CRUNCHY SALAD WITH SUMMER TRUFFLE & FOIE GRAS

CRUNCHY SALAD WITH SUMMER TRUFFLE & FOIE GRAS

Ingredients for 4 peoples

  • 4 small heads bibb lettuce
  • 4 chicken breasts
  • 20 blanched hazelnuts
  • 80 g (3 oz) raw foie gras
  • 1 jar O&CO sliced summer truffle
  • 6 tablespoons O&CO black truffle olive oil
  • 1 tablespoon O&CO apple fruity condiment
  • 2 tablespoons O&CO basic olive oil
  • O&CO fleur de sel
  • freshly ground black pepper

Preparation

Preparing 20 min. Cooking 10 min. Waiting nc.

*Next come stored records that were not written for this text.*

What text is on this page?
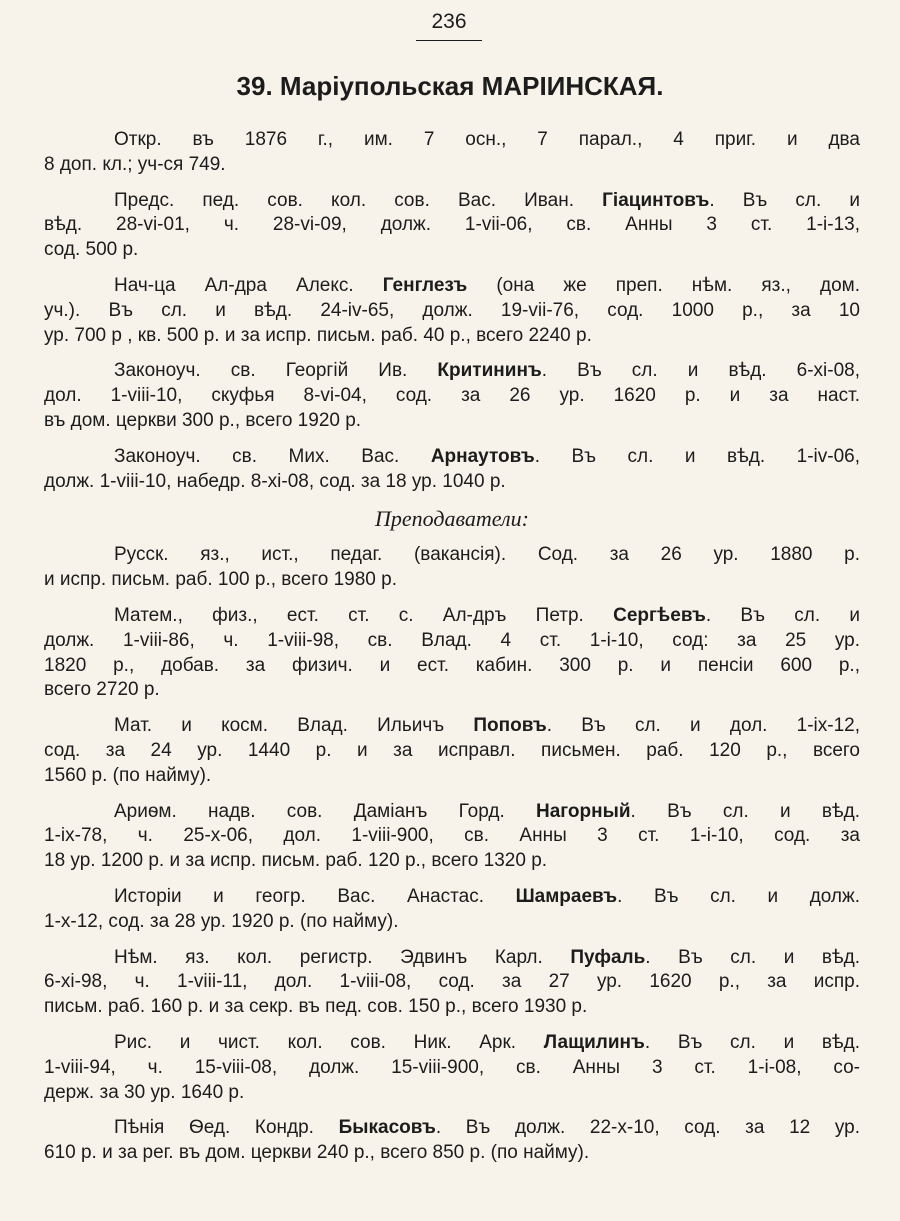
236
39. Маріупольская МАРІИНСКАЯ.
Откр. въ 1876 г., им. 7 осн., 7 парал., 4 приг. и два
8 доп. кл.; уч-ся 749.
Предс. пед. сов. кол. сов. Вас. Иван. Гіацинтовъ. Въ сл. и
вѣд. 28-vi-01, ч. 28-vi-09, долж. 1-vii-06, св. Анны 3 ст. 1-i-13,
сод. 500 р.
Нач-ца Ал-дра Алекс. Генглезъ (она же преп. нѣм. яз., дом.
уч.). Въ сл. и вѣд. 24-iv-65, долж. 19-vii-76, сод. 1000 р., за 10
ур. 700 р , кв. 500 р. и за испр. письм. раб. 40 р., всего 2240 р.
Законоуч. св. Георгій Ив. Критининъ. Въ сл. и вѣд. 6-xi-08,
дол. 1-viii-10, скуфья 8-vi-04, сод. за 26 ур. 1620 р. и за наст.
въ дом. церкви 300 р., всего 1920 р.
Законоуч. св. Мих. Вас. Арнаутовъ. Въ сл. и вѣд. 1-iv-06,
долж. 1-viii-10, набедр. 8-xi-08, сод. за 18 ур. 1040 р.
Преподаватели:
Русск. яз., ист., педаг. (вакансія). Сод. за 26 ур. 1880 р.
и испр. письм. раб. 100 р., всего 1980 р.
Матем., физ., ест. ст. с. Ал-дръ Петр. Сергѣевъ. Въ сл. и
долж. 1-viii-86, ч. 1-viii-98, св. Влад. 4 ст. 1-i-10, сод: за 25 ур.
1820 р., добав. за физич. и ест. кабин. 300 р. и пенсіи 600 р.,
всего 2720 р.
Мат. и косм. Влад. Ильичъ Поповъ. Въ сл. и дол. 1-ix-12,
сод. за 24 ур. 1440 р. и за исправл. письмен. раб. 120 р., всего
1560 р. (по найму).
Ариѳм. надв. сов. Даміанъ Горд. Нагорный. Въ сл. и вѣд.
1-ix-78, ч. 25-x-06, дол. 1-viii-900, св. Анны 3 ст. 1-i-10, сод. за
18 ур. 1200 р. и за испр. письм. раб. 120 р., всего 1320 р.
Исторіи и геогр. Вас. Анастас. Шамраевъ. Въ сл. и долж.
1-x-12, сод. за 28 ур. 1920 р. (по найму).
Нѣм. яз. кол. регистр. Эдвинъ Карл. Пуфаль. Въ сл. и вѣд.
6-xi-98, ч. 1-viii-11, дол. 1-viii-08, сод. за 27 ур. 1620 р., за испр.
письм. раб. 160 р. и за секр. въ пед. сов. 150 р., всего 1930 р.
Рис. и чист. кол. сов. Ник. Арк. Лащилинъ. Въ сл. и вѣд.
1-viii-94, ч. 15-viii-08, долж. 15-viii-900, св. Анны 3 ст. 1-i-08, со-
держ. за 30 ур. 1640 р.
Пѣнія Ѳед. Кондр. Быкасовъ. Въ долж. 22-x-10, сод. за 12 ур.
610 р. и за рег. въ дом. церкви 240 р., всего 850 р. (по найму).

Rinse the lettuce leaves and spin dry. Shave the foie gras using a vegetable peeler. In a salad bowl, layer the foie gras shavings, lettuce leaves, and the summer truffle slices.

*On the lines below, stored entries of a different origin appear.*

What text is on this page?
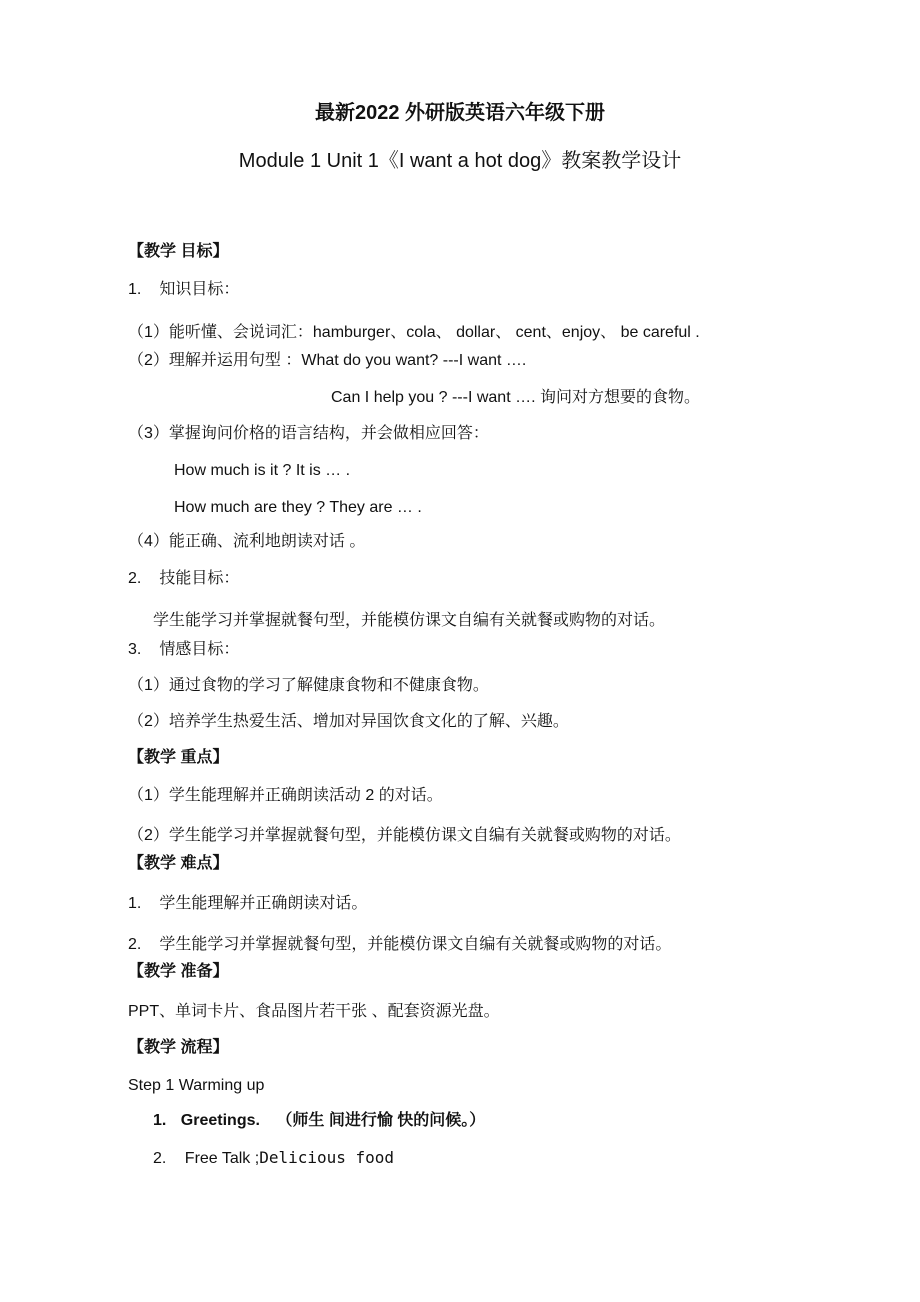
最新2022 外研版英语六年级下册
Module 1 Unit 1《I want a hot dog》教案教学设计
【教学 目标】
1. 知识目标：
（1）能听懂、会说词汇：hamburger、cola、 dollar、 cent、enjoy、 be careful .
（2）理解并运用句型 ：What do you want? ---I want ….
Can I help you ? ---I want …. 询问对方想要的食物。
（3）掌握询问价格的语言结构，并会做相应回答：
How much is it ? It is … .
How much are they ? They are … .
（4）能正确、流利地朗读对话 。
2. 技能目标：
学生能学习并掌握就餐句型，并能模仿课文自编有关就餐或购物的对话。
3. 情感目标：
（1）通过食物的学习了解健康食物和不健康食物。
（2）培养学生热爱生活、增加对异国饮食文化的了解、兴趣。
【教学 重点】
（1）学生能理解并正确朗读活动 2 的对话。
（2）学生能学习并掌握就餐句型，并能模仿课文自编有关就餐或购物的对话。
【教学 难点】
1. 学生能理解并正确朗读对话。
2. 学生能学习并掌握就餐句型，并能模仿课文自编有关就餐或购物的对话。
【教学 准备】
PPT、单词卡片、食品图片若干张 、配套资源光盘。
【教学 流程】
Step 1 Warming up
1. Greetings. （师生 间进行愉 快的问候。）
2. Free Talk ;Delicious food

Drizzle with the truffle olive oil and apple condiment. Gently toss and reserve at room temperature. Meanwhile, cut the chicken breasts crosswise into strips. Heat the basic olive oil in a skillet until hot. Add the chicken pieces and sauté until golden on all sides.

Toss in the hazelnuts and roast for few minutes. Spoon the chicken and hazelnut over the salad, season with salt and pepper to taste. Toss gently and serve immediately.